At first I thought it does imply so, and my attempt to prove this was: $$\int_{0}(f(x)+c)^2dx=\int_{0}^{1}(f(x)f(x)+2f(x)+c^2)dx=\int_{0}^1(f(x)f(x)+c^2)dx+2\int_0^1f(x)dx$$ I know now that this false, but I cannot understand why it is wrong. Could someone please explain why is it wrong?
A counter-example was given: $$f(x)=19+D(x)$$ where $D$ is the Dirichlet function: $$D(x) = \begin{cases}1:& x\in\mathbb Q \\ 0:&x\in\mathbb R\setminus\mathbb Q\end{cases}$$ This I also fail to understand. When $x\in\mathbb{Q}$ we get $f(x)=19+1$, so $(f(x)+c)^2=400+40c+c^2$, which is a constant. Similarly, when $x\notin\mathbb{Q}$ we get $(f(x)+c)^2=361+38c+c^2$, which is another constant. How can this help me to counter the assumption?
Edit: I found out that you can simply solve the equation $400+40c+c^2=361+38c+c^2$ to find $c$ so that $(f(x)+c)^2)$ is a constant. However, I would still like if some one could shortly explain why can I not separate the integrals like I did.
Edit #2: oops forgot to multiply by $c$ in the middle: $$\int_{0}(f(x)+c)^2dx=\int_{0}^{1}(f(x)f(x)+2cf(x)+c^2)dx=\\\int_{0}^1(f(x)f(x)+c^2)dx+2c\int_0^1f(x)dx$$
Your error is that you use the formula
$$\int_0^{1}(p(x)+q(x))dx = \int_0^{1}p(x)dx + \int_0^{1}p(x)dx$$
(with $p(x)=f(x)f(x)+c^2$ and $q(x)=2f(x)$)
and only know that the integral on the left hand side exists.

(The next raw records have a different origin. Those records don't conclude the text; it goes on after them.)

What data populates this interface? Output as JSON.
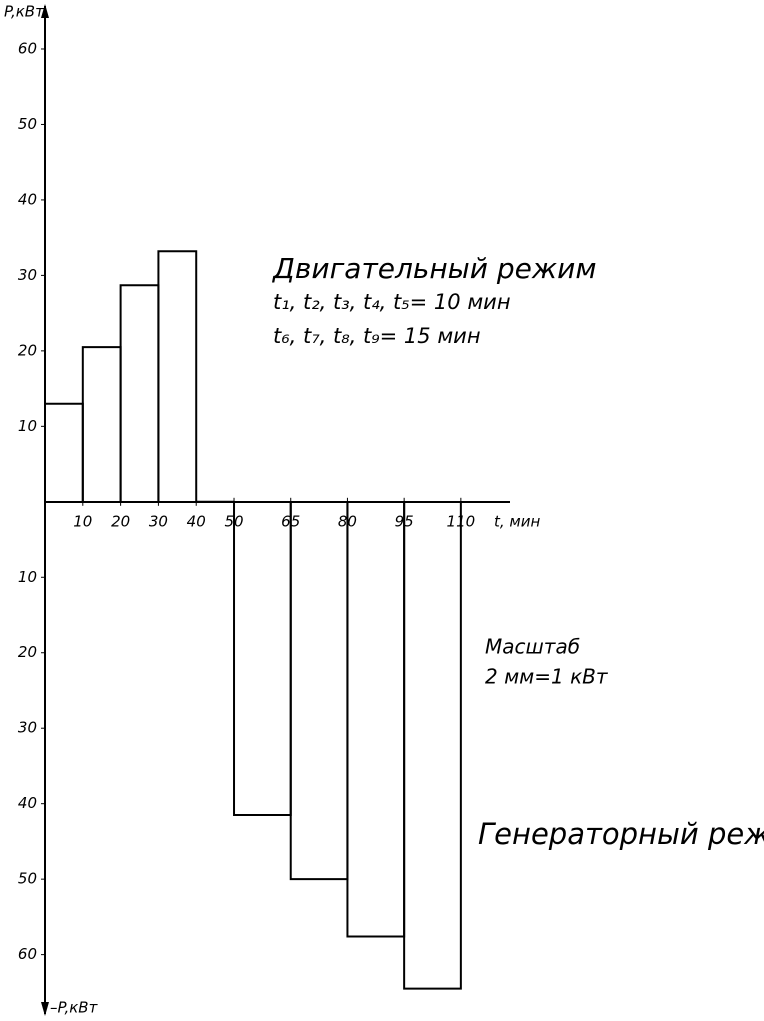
{
  "chart_data": {
    "type": "histogram",
    "y_label_top": "P,кВт",
    "y_label_bottom": "–P,кВт",
    "x_label": "t, мин",
    "annotations": [
      "Двигательный режим",
      "t₁, t₂, t₃, t₄, t₅= 10 мин",
      "t₆, t₇, t₈, t₉= 15 мин",
      "Масштаб",
      "2 мм=1 кВт",
      "Генераторный режим"
    ],
    "bins": [
      0,
      10,
      20,
      30,
      40,
      50,
      65,
      80,
      95,
      110
    ],
    "values": [
      13,
      20.5,
      28.7,
      33.2,
      0,
      -41.5,
      -50,
      -57.6,
      -64.5
    ],
    "color": "#000000",
    "xlim": [
      0,
      123
    ],
    "ylim": [
      -68,
      66
    ],
    "xticks": [
      10,
      20,
      30,
      40,
      50,
      65,
      80,
      95,
      110
    ],
    "yticks": [
      10,
      20,
      30,
      40,
      50,
      60,
      {
        "value": -10,
        "label": "10"
      },
      {
        "value": -20,
        "label": "20"
      },
      {
        "value": -30,
        "label": "30"
      },
      {
        "value": -40,
        "label": "40"
      },
      {
        "value": -50,
        "label": "50"
      },
      {
        "value": -60,
        "label": "60"
      }
    ]
  }
}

You want to get to the conclusion that both integrals on the right hand side exist, but that is not generally true!
The above formula works only in the other direction; if you know that $p(x)$ and $q(x)$ are integrable on the specified interval, then you can conclude their sum is integrable on that same interval and that the above summation formula is true.
That your conclusion can't work can be seen the moment you know of a specific, non-Riemann integrable function, like the Dirichlet function $D(x)$, because that would mean you could write:
$$\int_0^{1}1dx = \int_0^{1}D(x)dx + \int_0^{1}(1-D(x))dx.$$
The integral on the left hand side certainly exists, but neither integral on the right hand side does.
What happens when you usually use this formula to handle complicated integrals is that you intuitively select $p(x)$ and $q(x)$ to be "reasonable" functions, and further calculations bear that out and show that $p(x)$ and $q(x)$ are in fact integrable. This example is shows that this is formally not "OK", you'd need to start with the "base integrals" and work your way backwards.